-----Original Message----- From: freeradius-users-bounces+ywang10=fsu.edu@lists.freeradius.org [mailto:freeradius-users-bounces+ywang10=fsu.edu@lists.freeradius.org] On Behalf Of Arran Cudbard-Bell Sent: Thursday, July 24, 2014 10:41 AM To: FreeRadius users mailing list Subject: Re: Freeradius authentification against Kerberos On Jul 23, 2014, at 3:47 PM, Alan DeKok <aland@deployingradius.com> wrote:
Wang, Yu wrote:
You can use third party plugins but I strongly discourage you to use EAP-TTLS with Kerberos/PAP because it has security holes.
Not really.
We use FreeRadius and NTLM.
It's 2014. MS-CHAP is only slightly harder to crack than PAP.
In searching more efficient method than NTLM, I looked into EAP-TTLS with Kerberos but a brother university network engineer showed me how a hacker could steal user passwords easily with EAP-TTLS/Kerberos. I completely abandoned the idea of using it.
Please enlighten me.
Just to clarify for those reading the mailing list archives. The OP doesn't really understanding what he's talking about. TTLS-PAP is secure in itself. He is referring to MITMA executed by a rogue AP.

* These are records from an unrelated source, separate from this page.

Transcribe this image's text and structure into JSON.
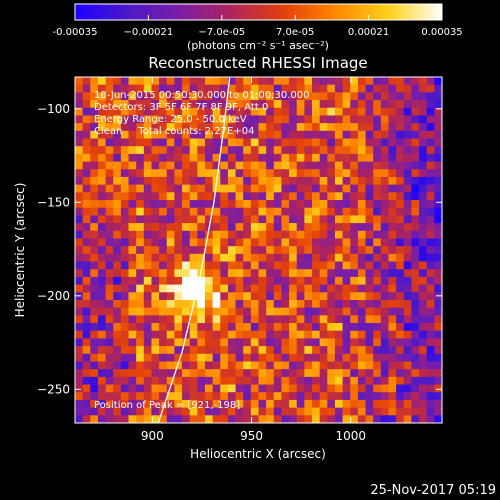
{
  "chart_data": {
    "type": "heatmap",
    "title": "Reconstructed RHESSI Image",
    "xlabel": "Heliocentric X (arcsec)",
    "ylabel": "Heliocentric Y (arcsec)",
    "xlim": [
      861,
      1046
    ],
    "ylim": [
      -268,
      -83
    ],
    "x_ticks": [
      900,
      950,
      1000
    ],
    "x_tick_labels": [
      "900",
      "950",
      "1000"
    ],
    "y_ticks": [
      -100,
      -150,
      -200,
      -250
    ],
    "y_tick_labels": [
      "−100",
      "−150",
      "−200",
      "−250"
    ],
    "colorbar": {
      "range": [
        -0.00035,
        0.00035
      ],
      "tick_labels": [
        "-0.00035",
        "−0.00021",
        "−7.0e-05",
        "7.0e-05",
        "0.00021",
        "0.00035"
      ],
      "unit_label": "(photons cm⁻² s⁻¹ asec⁻²)",
      "colors": [
        "#1c00ff",
        "#4b19c8",
        "#7a1ea6",
        "#b0245a",
        "#e4410a",
        "#ff8a00",
        "#ffd21a",
        "#ffffff"
      ]
    },
    "annotations": [
      "18-Jun-2015 00:50:30.000 to 01:00:30.000",
      "Detectors: 3F 5F 6F 7F 8F 9F, Att 0",
      "Energy Range: 25.0 - 50.0 keV",
      "Clean     Total counts: 2.27E+04"
    ],
    "peak_label": "Position of Peak = [921,-198]",
    "peak": [
      921,
      -198
    ],
    "limb_curve": [
      [
        903,
        -268
      ],
      [
        915,
        -230
      ],
      [
        924,
        -190
      ],
      [
        931,
        -150
      ],
      [
        936,
        -110
      ],
      [
        939,
        -83
      ]
    ]
  },
  "footer_date": "25-Nov-2017 05:19",
  "colors": {
    "background": "#000000",
    "foreground": "#ffffff"
  }
}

Yes, I was referring to MITM with a rogue AP broadcasting campus SSID and harvest username and password sent in clear.
As Alan the Alans state, MS-CHAP (PEAP/TTLS-MSCHAPv2) is only slightly harder to crack with a similar attack.
It is slightly better than cleartext password. The hacker has to crack it vs just uses it right away.
A modified version of FreeRADIUS was released to enable exactly those sorts of attacks a few years ago. Don't stop using TTLS-PAP, it's fine. MITMA is a reality, especially in academic environment. Do you have other safer options? EAP-TLS is very safe but can be costly.